WWP is unfortunately a rare group doing the work that mainstream organizations shy away from. Their style is open, honest, brave and just. If you hike, backpack, bird, hunt or fish western lands or care about the watersheds you should be thanking this unique and fine organization for their tireless work at bringing the renegade livestock industry to abide by laws and regulations on the books. The industry has always had their way by way of threats and intimidation. WWP doesn't buy the threats. They meticulously document the damage, go to court and win.
One of the best enviro-organisations in the US. Saving habitat and without all the flim flam of coffee mugs. cuddly toys, t-shirts etc etc. If you want to use your hard earned wages for some real philanthropic good, then donating to the Western Watersheds Project is a fine place to start.
Smart people who are out there getting the job done.
WWP takes on the fight other environmental groups tend to shy away from - for good reason. The work they are doing and exposing have direct impacts on those of us who reside in the Rocky Mountain West.
Western Watersheds is at the forefront of fighting to save arid western public lands and the watersheds they depend upon. From ground level volunteers to attorneys fighting in court to board members serving & directing, WWP is made up of visionary & dedicated people. They take on the legal battles necessary to preserve our public lands against large, well-funded and entrenched groups concerned mainly with making a buck to the detriment of these fragile landscapes. If I could rate them higher, I would.
Although the livestock industry likes to portray Western Watersheds as anti-rancher, I think they are one of the few that propose a way to resolve issues over public lands grazing. I like their proposed (and introduced) legislation in Congress that would allow payment to retire a grazing lease if a rancher wants to sell it and a non-profit wants to buy it and retire the lease for the benefit of wildlife, watershed, etc.
Despite this difficulty, WWP has gotten grazing leases in harmful locations closed, wildlife and water protected.
Currently there is no way to retire a federal grazing lease except for bad performance or other illegalities by a permittee and subsequent permittees. So at the present, retirement requires a tactic of pressing the agency to strictly enforce the laws and regulations. They are loath to do this, so WWP has to go to court on behalf of the public. It would be terrible if urban law enforcement had to use this method!
Anyway, cheers for WWP. They are braver than other organizations that deal with our public lands.
Western Watersheds Project is an extremely effective organization working to challenge outdated land management practices in the west through legal and political action. I recently became involved with WWP through visual monitoring of the impact of livestock on public land in sensitive grizzly bear habitat in Idaho and Wyoming. As a photographer and videographer, it has been appalling to document the damage and land degradation from grazing by cattle and domestic sheep. Top predators are a key part of a healthy, functioning ecosystem. For them to thrive, cattle and domestic sheep need to be removed from our public lands. WWP is working to help make this happen.
I'm a former BLM biologist who has seen first hand the multiple ways that livestock production has damaged and degraded public lands. The abuses go on in spite of efforts of many employees who know, as I did, how livestock was compromising public values like water quality, soils, wildlife habitat, and even recreational opportunities (camping among cow pies is not an experience most people enjoy).

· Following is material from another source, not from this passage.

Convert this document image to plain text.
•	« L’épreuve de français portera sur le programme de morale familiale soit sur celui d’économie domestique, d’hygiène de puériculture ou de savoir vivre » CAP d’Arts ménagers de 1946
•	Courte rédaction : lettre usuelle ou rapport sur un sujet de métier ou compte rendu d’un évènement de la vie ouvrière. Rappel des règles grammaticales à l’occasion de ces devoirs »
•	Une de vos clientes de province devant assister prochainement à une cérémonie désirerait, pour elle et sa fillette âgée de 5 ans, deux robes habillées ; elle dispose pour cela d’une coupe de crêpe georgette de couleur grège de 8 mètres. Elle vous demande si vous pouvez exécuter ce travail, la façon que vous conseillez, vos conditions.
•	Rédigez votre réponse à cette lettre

That is why I so admire the tenacity and exceptional knowledge of WWP staff. There are few organizations in the West willing to challenge the livestock juggernaut. WWP is the most dedicated, and most effective organization I know speaking up for our public lands ecological health and integrity. That is why I recently joined the board.
Western Watersheds Project is the single most effective organization in the country to challenge outdated land management practices and to stand up for the preservation of native biodiversity and for fiscal and scientific responsibility in the agencies that manage our public lands. In over 40 years of guiding, working and recreating on western public lands I have seen massive decline in landscape health virtually everywhere. WWP and its partner organizations are to be commended for holding land managers' feet to the fire and getting on the ground results!
13 years ago I retired in Salt Lake City and started hiking often around southern Utah. I couldn't believe the number of cows everywhere. I started to look into it and over time came to believe that public land grazing is the single most damaging activity to the environment in the Intermountain West. And that taxpayers have to subsidize the ranchers to deplete the land this way was obviously nuts. I started a publishing company to try to help create awareness through the power of pen and story because I thought most environmental organizations were not able to get much done without greater public awareness. Except for Western Watersheds. They keep getting results. I am a big fan.
Torrey House Press
Western Watersheds Project is working to stop the abuse of our public lands by the welfare ranchers. These ranchers have millions of cattle on our public lands which were proven by a 1990-91 Government Accounting Office study to cause over-grazing and destruction of riparian areas. Government agencies are killing predators and are wiping out our wild horses and other species to benefit these ranchers , all at tax-payers expense.They are also destroying native trees and plants in order to seed the ranges with non-native grasses to benefit livestock. WWP is one of the few organizations that has managed to protect some of our public lands. I am proud to support them.